08 June 2020

How Do You Make Urban Agriculture Successful: Science? Advocacy? Citizens? NOTA!


Everyone seems to be talking about Urban Agriculture, UA, but only SEARCA Policy Paper 2020-3 has been revealing to me, with its long title, “Policy Imperatives To Promote Urban Agriculture In Response To COVID-19 Pandemic Among Local Government Units In The Philippines,” a long line of authors: Rico C Ancog, Glenn B Gregorio, Arlene B Arcillas, Erlinda C Creencia, Victorino E Aquitania, Gerald Glenn F Panganiban, and Garry A Hidalgo; but a content of only 8 pages. Short and sweet.

How do you push urban agriculture? Do you talk about rapid urbanization and increasing urban population? Do you talk about the intricate link between food on people’s plates, food systems, food security, or nutrition, or safety? Stop! None of the above. NOTA.

Revelation: Searca Policy Paper 2020-3 says if you want sustainability of your urban agriculture, your highly significant move is to move the whole local government unit, LGU:

Sustainability of the urban agriculture strategy is highly determined by financial and political legitimacy. Formal recognition and support for urban agriculture is beneficial for both urban farmers and the city. Overall, implementation depends on the measures of financial, physical, social, and human capital that the local government could invest in, commit, and sustain.

So, to push urban agriculture, first you push your LGU!
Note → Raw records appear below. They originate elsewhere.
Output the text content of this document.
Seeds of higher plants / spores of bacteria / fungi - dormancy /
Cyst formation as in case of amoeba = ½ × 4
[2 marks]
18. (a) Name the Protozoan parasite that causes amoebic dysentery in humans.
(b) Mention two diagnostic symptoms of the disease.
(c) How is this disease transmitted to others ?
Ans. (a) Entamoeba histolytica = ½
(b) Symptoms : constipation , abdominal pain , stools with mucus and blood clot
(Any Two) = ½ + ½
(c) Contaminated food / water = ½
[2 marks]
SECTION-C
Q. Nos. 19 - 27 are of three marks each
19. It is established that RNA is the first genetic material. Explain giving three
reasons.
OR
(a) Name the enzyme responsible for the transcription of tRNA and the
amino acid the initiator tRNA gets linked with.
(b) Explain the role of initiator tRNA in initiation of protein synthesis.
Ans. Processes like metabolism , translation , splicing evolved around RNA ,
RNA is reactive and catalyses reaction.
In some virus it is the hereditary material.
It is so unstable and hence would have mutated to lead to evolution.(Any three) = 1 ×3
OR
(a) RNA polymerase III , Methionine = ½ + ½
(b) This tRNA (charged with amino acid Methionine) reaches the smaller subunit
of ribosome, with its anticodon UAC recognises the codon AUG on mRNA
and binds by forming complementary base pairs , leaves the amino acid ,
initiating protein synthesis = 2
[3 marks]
Local government units are in a strategic position to perform a catalytic role in promoting urban agriculture by providing opportunities that will make it a habit among its constituents. And this can be operationalized by mainstreaming UA in its land-use plan and climate change adaptation formulation process.

So, turning urban agriculture into success turns out to be more exciting as you mainstream UA in the local land-use plan and incorporate it in the climate change adaptation and climate change mitigation processes – no, climate change adaptation is not enough.

The quantity and quality of food surely depends on the condition of agricultural food systems. As consumers’ awareness about the intricate link between the food on their plate and the status of the entire agricultural food system increases, the more they become active participants in interventions related to food security, nutrition, and safety.

And these are the duties of the LGU: make citizens ever aware of the condition of the national and the local food systems, and their necessary contributions to food security, nutrition, and safety. It is the LGU that moves mountains – it is the citizens who are the mountains!

In urban agriculture, you have the visible problem and the invisible promise:

Agricultural production in an urban context is challenged by the limited availability of land, competing land uses, and localizing sources of farm inputs. Urban agriculture, however, has great potential to create and use alternative technologies to make agricultural production in urban areas sustainable.

Alternative technologies. That is to say, where rural agriculture is characterized by obedience to already established systems of production of food, urban agriculture must be characterized by innovation – which elevates UA from merely working with the hands to working with the mind first of all.